WASHINGTON (DTN) -- Oil futures on the New York Mercantile Exchange and Brent crude on the Intercontinental Exchange settled higher on Friday, with benchmark crude futures notching their first weekly gain since early January, bolstered by strong economic indicators in the United States and hope for additional Chinese stimulus should the coronavirus outbreak considerably slows its economic growth.
On the session, NYMEX March West Texas Intermediate futures advanced $0.63 to $52.05 barrel (bbl), while gaining 3.5% on the week. ICE April Brent contract moved up $0.98 to $57.32 bbl and registered a 5.3% increase from last Friday (Feb. 7). NYMEX March RBOB futures edged up 0.31 cents to finish at $1.5833 gallon and front-month ULSD futures added 1.9 cents to a better than two-week high $1.6995 gallon. Both product futures advanced more than 3.4% on the week.
Crude futures finished higher after back-and-forth trade Friday following a consumer survey and government data in the United States that showed continued expansion in the world's largest economy. University of Michigan's closely watched consumer's sentiment index jumped to a two-year high 100.9 in February, improving for a sixth straight month. The preliminary reading came well above market expectations for a modest increase of 99.8. Factors behind the ongoing improvement included continued historic low unemployment and easing trade tensions, while consumers' net gains in household income were reported "more frequently in February than at any prior time since 1960."
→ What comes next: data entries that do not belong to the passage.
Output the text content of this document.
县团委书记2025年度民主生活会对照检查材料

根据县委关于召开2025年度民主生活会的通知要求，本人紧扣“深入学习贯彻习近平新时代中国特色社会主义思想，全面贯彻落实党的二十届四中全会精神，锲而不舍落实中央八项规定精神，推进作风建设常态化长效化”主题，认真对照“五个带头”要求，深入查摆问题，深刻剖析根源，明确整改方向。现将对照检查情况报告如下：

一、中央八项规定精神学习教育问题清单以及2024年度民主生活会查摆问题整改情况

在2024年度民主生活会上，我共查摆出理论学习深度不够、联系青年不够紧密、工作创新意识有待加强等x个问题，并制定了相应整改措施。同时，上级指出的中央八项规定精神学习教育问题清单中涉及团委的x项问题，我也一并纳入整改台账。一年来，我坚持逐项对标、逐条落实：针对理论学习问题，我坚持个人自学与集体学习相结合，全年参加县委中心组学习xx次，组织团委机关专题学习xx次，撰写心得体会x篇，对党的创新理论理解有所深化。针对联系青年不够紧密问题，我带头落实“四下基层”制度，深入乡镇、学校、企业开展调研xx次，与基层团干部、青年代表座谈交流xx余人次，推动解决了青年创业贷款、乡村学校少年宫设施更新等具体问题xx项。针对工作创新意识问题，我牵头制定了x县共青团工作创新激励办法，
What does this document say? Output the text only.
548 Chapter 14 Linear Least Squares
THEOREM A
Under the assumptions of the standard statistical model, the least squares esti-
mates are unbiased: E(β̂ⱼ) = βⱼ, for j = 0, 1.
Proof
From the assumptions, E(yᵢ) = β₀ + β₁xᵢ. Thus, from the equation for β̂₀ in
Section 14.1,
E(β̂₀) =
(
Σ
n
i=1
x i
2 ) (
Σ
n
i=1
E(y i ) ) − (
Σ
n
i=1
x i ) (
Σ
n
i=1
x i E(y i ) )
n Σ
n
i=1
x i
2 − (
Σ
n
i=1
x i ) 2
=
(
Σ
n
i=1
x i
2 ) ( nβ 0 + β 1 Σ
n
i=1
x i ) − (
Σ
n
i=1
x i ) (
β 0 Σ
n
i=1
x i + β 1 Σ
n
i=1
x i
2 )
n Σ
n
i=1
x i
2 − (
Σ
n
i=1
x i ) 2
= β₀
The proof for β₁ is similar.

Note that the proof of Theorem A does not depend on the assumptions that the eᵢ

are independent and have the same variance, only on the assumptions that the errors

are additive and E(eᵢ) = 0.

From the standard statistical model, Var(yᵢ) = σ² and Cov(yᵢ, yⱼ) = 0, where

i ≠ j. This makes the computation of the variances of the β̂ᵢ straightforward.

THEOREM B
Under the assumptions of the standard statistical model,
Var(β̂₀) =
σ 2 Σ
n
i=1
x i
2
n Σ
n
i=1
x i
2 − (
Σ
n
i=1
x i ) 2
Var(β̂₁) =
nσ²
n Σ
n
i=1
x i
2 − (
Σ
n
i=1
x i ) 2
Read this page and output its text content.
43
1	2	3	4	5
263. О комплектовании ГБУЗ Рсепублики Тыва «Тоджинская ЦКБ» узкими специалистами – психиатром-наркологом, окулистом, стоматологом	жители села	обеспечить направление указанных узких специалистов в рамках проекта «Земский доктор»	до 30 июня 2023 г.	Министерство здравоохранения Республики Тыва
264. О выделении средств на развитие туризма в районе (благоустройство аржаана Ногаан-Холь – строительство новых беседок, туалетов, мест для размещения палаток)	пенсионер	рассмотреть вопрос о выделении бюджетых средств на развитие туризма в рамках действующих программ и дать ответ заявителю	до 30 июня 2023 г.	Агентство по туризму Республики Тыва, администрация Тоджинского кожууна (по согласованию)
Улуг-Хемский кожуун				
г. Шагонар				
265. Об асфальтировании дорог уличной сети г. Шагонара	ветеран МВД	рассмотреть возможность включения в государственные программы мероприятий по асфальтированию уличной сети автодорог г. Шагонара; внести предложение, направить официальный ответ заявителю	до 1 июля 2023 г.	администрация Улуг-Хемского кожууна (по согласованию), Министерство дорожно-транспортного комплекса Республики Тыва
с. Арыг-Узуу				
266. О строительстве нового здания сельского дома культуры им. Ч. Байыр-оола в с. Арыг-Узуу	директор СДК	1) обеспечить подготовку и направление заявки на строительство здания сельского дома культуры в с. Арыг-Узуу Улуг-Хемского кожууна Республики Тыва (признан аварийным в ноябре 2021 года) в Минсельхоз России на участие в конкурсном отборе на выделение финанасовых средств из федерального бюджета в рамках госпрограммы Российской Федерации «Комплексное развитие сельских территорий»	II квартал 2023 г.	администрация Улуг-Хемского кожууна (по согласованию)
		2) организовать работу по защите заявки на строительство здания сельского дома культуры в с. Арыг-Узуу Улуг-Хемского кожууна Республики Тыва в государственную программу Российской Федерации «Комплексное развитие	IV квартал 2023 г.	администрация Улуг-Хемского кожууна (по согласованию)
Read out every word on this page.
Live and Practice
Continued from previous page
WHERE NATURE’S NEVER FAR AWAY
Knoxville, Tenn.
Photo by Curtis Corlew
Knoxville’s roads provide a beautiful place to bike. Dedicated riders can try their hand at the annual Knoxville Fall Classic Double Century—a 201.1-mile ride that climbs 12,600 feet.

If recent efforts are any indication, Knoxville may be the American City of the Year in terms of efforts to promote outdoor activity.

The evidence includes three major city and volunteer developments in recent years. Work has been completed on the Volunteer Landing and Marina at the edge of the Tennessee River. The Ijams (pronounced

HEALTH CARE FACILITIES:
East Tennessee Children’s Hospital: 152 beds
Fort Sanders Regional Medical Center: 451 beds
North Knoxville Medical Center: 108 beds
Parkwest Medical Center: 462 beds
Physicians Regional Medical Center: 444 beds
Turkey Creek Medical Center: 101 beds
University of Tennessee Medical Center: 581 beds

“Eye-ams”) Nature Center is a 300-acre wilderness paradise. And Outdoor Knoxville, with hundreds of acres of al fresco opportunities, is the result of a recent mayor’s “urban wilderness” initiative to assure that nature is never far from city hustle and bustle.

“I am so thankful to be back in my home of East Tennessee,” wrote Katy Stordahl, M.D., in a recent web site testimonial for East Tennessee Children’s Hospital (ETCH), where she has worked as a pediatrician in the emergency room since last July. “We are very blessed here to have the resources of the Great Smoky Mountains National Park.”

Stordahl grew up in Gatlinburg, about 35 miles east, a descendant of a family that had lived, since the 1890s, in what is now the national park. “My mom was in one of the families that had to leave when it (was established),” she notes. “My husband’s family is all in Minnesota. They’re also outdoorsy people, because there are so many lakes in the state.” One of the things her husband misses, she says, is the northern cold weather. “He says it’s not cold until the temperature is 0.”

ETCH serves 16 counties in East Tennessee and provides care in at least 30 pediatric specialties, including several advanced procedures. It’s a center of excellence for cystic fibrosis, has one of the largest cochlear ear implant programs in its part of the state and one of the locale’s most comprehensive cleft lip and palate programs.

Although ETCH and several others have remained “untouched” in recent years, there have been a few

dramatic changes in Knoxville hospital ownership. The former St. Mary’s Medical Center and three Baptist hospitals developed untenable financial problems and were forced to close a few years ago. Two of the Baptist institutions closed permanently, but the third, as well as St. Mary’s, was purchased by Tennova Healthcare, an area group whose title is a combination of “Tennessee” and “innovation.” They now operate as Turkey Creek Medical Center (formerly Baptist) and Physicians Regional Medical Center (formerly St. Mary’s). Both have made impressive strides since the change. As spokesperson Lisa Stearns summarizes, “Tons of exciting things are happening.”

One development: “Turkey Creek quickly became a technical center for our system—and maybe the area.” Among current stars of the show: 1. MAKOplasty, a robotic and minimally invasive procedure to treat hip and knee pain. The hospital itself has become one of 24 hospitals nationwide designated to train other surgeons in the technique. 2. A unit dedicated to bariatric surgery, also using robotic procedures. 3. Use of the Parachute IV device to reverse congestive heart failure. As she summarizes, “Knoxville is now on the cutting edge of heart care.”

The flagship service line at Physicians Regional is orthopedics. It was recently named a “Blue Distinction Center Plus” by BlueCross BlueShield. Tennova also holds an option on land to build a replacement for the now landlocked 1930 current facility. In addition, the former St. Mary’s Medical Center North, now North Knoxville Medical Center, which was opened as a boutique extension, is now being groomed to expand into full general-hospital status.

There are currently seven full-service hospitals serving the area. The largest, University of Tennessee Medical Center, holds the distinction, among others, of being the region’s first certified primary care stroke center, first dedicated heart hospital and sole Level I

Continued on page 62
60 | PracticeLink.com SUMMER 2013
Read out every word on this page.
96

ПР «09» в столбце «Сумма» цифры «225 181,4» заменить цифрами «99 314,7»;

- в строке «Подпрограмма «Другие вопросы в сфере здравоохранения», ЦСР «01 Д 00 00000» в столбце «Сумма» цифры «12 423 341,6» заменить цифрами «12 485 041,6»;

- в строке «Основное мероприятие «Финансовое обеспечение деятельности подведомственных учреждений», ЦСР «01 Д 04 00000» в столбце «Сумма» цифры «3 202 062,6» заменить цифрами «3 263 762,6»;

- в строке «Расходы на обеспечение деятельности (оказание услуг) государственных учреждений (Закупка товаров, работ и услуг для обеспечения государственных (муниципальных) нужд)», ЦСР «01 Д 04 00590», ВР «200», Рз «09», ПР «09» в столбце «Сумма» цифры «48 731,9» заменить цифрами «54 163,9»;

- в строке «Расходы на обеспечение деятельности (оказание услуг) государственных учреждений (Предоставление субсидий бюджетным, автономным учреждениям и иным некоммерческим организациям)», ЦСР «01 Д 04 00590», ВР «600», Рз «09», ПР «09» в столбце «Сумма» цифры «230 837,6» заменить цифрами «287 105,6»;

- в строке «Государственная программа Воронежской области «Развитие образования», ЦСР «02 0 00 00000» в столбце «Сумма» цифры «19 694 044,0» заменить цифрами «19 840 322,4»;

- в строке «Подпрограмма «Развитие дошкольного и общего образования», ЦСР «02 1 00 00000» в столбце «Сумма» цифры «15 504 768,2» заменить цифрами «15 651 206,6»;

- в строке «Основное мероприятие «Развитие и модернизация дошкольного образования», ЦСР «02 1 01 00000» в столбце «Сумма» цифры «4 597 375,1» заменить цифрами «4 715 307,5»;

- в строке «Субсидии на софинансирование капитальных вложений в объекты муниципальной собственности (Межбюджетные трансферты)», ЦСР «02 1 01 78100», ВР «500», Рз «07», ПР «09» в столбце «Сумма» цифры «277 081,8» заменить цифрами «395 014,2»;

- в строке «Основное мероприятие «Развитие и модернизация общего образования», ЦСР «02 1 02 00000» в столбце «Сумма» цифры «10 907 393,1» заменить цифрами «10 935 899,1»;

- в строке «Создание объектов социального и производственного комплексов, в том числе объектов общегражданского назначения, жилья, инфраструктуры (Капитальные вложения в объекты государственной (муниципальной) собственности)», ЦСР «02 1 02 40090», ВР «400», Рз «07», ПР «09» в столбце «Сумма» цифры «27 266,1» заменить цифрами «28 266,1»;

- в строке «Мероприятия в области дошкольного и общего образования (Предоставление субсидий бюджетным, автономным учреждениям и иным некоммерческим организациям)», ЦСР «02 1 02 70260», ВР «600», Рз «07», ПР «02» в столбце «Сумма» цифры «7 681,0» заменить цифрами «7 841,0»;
Market sentiment was also improved by reports of gradual normalization in China's business activity, as factories started to reopen this week and central bank eased monetary policy to counter the negative economic impact of coronavirus.
China's central bank has already pumped billions of dollars into its financial system, but International Monetary Fund expects more stimulus action in the coming days. IMF's Director of Asia and Pacific Department, Changyong Rhee, said Beijing has policy room to provide further fiscal stimulus if coronavirus significantly slows its economic growth.
Assuming lockdowns in central China are lifted in April, most economists expect the damage to Chinese growth to be limited, with gross domestic product growth falling to around 3% to 4% in the first quarter compared with earlier forecasts for above 5% growth.
Bloomberg reported China's independent refineries, also known as teapot refineries, resumed purchases of crude oil on the global market this week, raising hopes that the drop in demand would be short-lived.
Still, all major energy agencies cut their demand forecasts this week, with the International Energy Agency now expecting the coronavirus outbreak to deal a "significant" blow to global oil consumption in the current quarter.
The Paris-based agency cut its demand estimates for the first quarter by 435,000 barrels per day (bpd) compared with a year earlier, making it the first quarterly decrease in a decade. For 2020, the agency has reduced its global demand growth forecast by 365,000 bpd or 30% to 825,000 bpd -- the lowest growth rate since 2011. IEA assumed economic activity from the second quarter would progressively return to normal.
Market participants still await an official policy response from the Organization of the Petroleum Exporting Countries and partners, known as OPEC+. This week's reports indicated Russian oil executives voiced their support for extending an existing 1.7 million bpd in production cuts into the second quarter, while the country's official position is yet to be revealed. The situation remains fluid.